Figs. 53 and 54 indicate that the Rounded outlet has the biggest impact on fluid flow among the Outlet configurations. Rounding the outlet increases the fluid maximum velocity at the demister inlet slightly as seen in Fig. 53. This is due to absence of resistance caused by sharp angles to the outlet fluid flow. The uniformity of the flow profile at the demister inlet is increased with the Rounded outlet as seen in Fig. 54. Even though the peak velocities can increase slightly, overall the Rounded outlet produces a smoother flow profile at the demister inlet compared to other Outlet configurations. Based on basic fluid

0

Base Geometry Rounded Outlet Solid Plate Perforated Plate

U_Z, max [m/s]

Base Geometry Rounded Outlet Solid Plate Perforated Plate

U_Z, std [m/s]

dynamics principles, the effect of the Rounded outlet should be more pronounced with liquid flows, since they experience higher friction forces at sharp corners due to higher viscosities. Close up views of the vertical velocities in the outlet area on a vertical plane for each Outlet configuration are presented in Fig. 55.
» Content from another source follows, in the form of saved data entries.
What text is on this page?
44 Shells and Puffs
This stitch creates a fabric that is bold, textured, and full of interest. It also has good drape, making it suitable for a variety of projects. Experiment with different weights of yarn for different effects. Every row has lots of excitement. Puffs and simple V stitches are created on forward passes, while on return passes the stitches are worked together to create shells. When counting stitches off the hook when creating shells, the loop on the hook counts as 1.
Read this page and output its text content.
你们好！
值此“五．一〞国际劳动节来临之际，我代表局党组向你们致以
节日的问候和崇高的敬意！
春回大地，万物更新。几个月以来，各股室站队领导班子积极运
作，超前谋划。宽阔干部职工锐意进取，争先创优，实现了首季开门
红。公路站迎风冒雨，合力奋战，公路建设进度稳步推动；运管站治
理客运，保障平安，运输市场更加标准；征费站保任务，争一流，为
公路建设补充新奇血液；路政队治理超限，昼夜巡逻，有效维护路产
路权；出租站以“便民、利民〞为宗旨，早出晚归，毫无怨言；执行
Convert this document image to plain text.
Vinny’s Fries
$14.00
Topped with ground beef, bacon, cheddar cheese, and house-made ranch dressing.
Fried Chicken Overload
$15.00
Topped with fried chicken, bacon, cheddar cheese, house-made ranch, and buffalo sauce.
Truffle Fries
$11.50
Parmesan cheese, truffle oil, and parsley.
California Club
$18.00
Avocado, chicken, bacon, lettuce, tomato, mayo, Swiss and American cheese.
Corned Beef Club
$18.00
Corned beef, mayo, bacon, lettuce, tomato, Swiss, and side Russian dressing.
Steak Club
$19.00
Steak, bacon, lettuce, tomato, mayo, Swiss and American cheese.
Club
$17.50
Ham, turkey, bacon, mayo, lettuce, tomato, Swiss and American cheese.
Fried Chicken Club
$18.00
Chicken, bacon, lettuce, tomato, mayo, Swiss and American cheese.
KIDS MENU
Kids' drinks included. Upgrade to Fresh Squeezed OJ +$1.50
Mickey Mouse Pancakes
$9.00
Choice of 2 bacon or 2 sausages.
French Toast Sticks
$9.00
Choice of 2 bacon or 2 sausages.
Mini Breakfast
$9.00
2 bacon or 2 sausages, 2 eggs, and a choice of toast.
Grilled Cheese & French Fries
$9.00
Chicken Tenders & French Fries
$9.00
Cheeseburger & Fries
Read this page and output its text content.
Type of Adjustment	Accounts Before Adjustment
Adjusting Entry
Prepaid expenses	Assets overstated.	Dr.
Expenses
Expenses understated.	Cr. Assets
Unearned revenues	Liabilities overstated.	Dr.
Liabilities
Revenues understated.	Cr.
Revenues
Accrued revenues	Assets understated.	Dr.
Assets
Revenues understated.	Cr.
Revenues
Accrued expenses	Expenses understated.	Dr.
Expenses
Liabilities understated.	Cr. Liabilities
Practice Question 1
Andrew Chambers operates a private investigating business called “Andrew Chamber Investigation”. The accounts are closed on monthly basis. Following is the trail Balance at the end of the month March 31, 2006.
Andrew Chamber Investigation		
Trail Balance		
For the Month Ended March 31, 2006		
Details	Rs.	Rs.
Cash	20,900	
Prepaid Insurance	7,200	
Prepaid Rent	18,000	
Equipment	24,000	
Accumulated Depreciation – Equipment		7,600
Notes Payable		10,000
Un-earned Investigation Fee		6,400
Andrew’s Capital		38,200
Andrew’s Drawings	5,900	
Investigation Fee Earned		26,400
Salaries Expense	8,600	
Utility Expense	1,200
FIGURE 55. Vertical velocity profile on a vertical plane in each Outlet configuration case.

Standard deviation value calculated across demister inlet. Refer to Fig. 26 for plane location. High design capacity, Impact Plate Type 1 distributor.

Fig. 55 confirms that the solid and perforated plates function as expected. It also confirms that the Rounded outlet enhances flow through the outlet. This is seen as reduced flow velocity outside of the demister frame. A summary of vertical velocity planes 5 cm below the demister pad for each Outlet configuration case is presented in Fig. 56.

FIGURE 56. Vertical velocity profile 5 cm below the demister inlet in m/s in each modified Outlet configuration case. Base case presented as reference. High design

capacity, Impact Plate Type 1 distributor.

Visually, all of the flow profiles in Fig. 56 exhibit acceptable evenness. The Rounded outlet stands out with a slightly lower standard deviation among the Outlet configurations despite the formation of a small high velocity zone near the back wall of the vessel. Based on this, it can be deduced that the low standard deviation value is the result of the whole flow field obtaining velocities very close to the mean velocity at the demister inlet with the exception of the high velocity zone. In actual operation of the separator, this type of uniformity does not yield any additional benefits as long as the maximum velocities remain below the acceptable limit. To more closely study the effects of the outlet configurations, vertical velocity planes were also extracted at two locations inside the demister frame. The lower plane was extracted 5 cm above the demister pad and the upper 5 cm below the plate. These planes are presented in Fig. 57 for all of the Outlet study cases with only the area inside the demister frame included in the pictures.

FIGURE 57. Vertical velocity on two planes inside the demister frame in the Outlet study cases. Only area inside demister frame is presented. Top picture indicates plane locations (in red) between demister and the plate (in blue). High design values. NOTE! Different

color scale compared to other velocity figures.

Fig. 57 indicates that the rounded outlet does not significantly change the flow profile flooding similarly than as a result of upstream velocity increase. In the calculated cases, the maximum velocities downstream of the demister remain at 3 m/s which is the same as for the Base geometry. Therefore it is unlikely that any of these modifications will contribute to flooding of the demister.

Overall, it can be concluded that none of the Outlet configurations can be declared best when employing the well performing Impact plate distributor. Further studies should be conducted to determine the possibilities of improving flow with outlet modifications when using distributors with worse performance characteristics.